For the transaction log reader this means it should read the online transaction logs for the most current data and the archive log files for older data. Transitioning between the two states is a bit tricky to implement but can be done.

Hana and Oracle both use archive logs and in case of Hana, an archive log is a transaction log with an additional 4k of data at the beginning. The archive log name also tells block ids it contains, so it is very easy to find the first archive log file  needed. And the system view M_LOG_SEGMENTS shows the state of all transaction log files.

SELECT VOLUME_ID, PARTITION_ID, SEGMENT_ID, FILE_NAME, FILE_OFFSET,
STATE, USED_SIZE, LAST_COMMIT_TIME, MIN_POSITION, MAX_POSITION
FROM SYS.M_LOG_SEGMENTS
WHERE VOLUME_ID = 2;

 


The MIN/MAX_POSITION is the page id which gets used in the archive log file name. For example, one archive log file is found at

/hana/shared/HXE/HDB90/backup/log/DB_HXE/log_backup_2_0_767588992_767595712.1628258469399

because the second row in above screenshot says the online log is free, meaning it is not currently used and the archive log copy did already finish. The name also contains the volume id and the timestamp in Unix epoch format.

 

SAP Hana Transaction log format

The Hana transaction log is organized in 4k pages. It starts with an header containing useful information like the page id, timestamp of the change and length details to parse the block properly.

The payload of a page are one to many blocks. A block has again an header and the first important information is the block type and the detailed operation. These can be insert, update, delete, upsert, truncate, dictionary changes, save point, rollback, commit, … any kind of change happening to the database.

If the block type is about a table, e.g. an update of table, the next data is the container (= a table partition) and the number of rows impacted. The latter is important because there can be different kind of statements which are all encoded as dense as possible.

  1. update table set name=’x’ where key = 1;
  2. update table set name=’x’ where name = ‘y’;
  3. update table set name= name || ‘x’ where name = ‘y’;

The difference is the number of rows and the number of distinct values. In the first case one row is updated with one value. In the second case 100 rows are updated with a single value. And in the third case 100 rows are updated with 100 values.

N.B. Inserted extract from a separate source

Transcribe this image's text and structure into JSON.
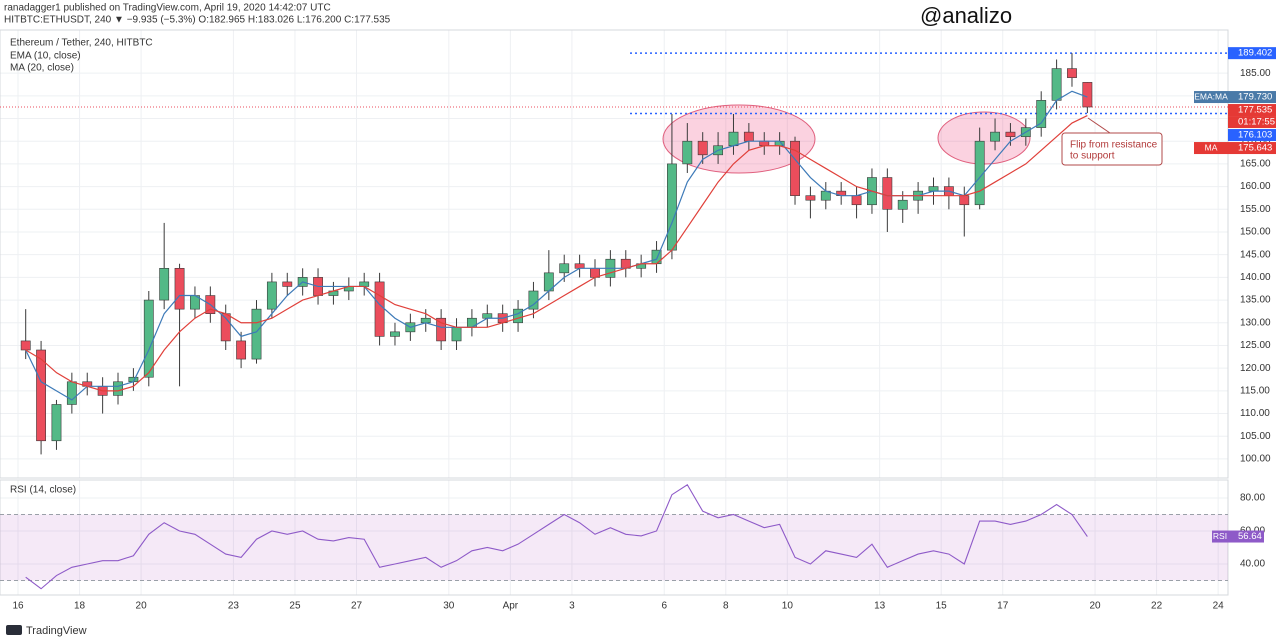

The payload of the block aligns with that. In the first case it contains the before and after rowid, the information which columns are contained together with how the values are encoded and the value itself.

In the third case 100 before rowids are stored, a single after rowid, the column information and 100 values. The after rowids start with the single after rowid and end with after rowid + 99. Saves again 99 times 8 bytes in the log ;-).

Example: This binary data has the equivalent SQL statement of

0x0190:  81 00 01 01 01 CA 00 00 00 00 C1 20 01 01 01 00
0x01A0:  09 00 00 00 00 00 00 00 53 21 20 04 00 00 00 00
0x01B0:  00 00 00 00 08 48 65 6C 6C 6F 31 2E 32 7F 01 00
                       H  e  l  l  o  1  .  2        

 

update USER1.TEST1 set
              COL1 = ‘Hello1.2’,
              $rowid$ = 384
where $rowid$ = 383;

This is obviously just a fraction of all the knowledge needed to decode the transaction log but it shows the general principle.

Further more, database files can be encrypted, the Hana database running in a scale out mode.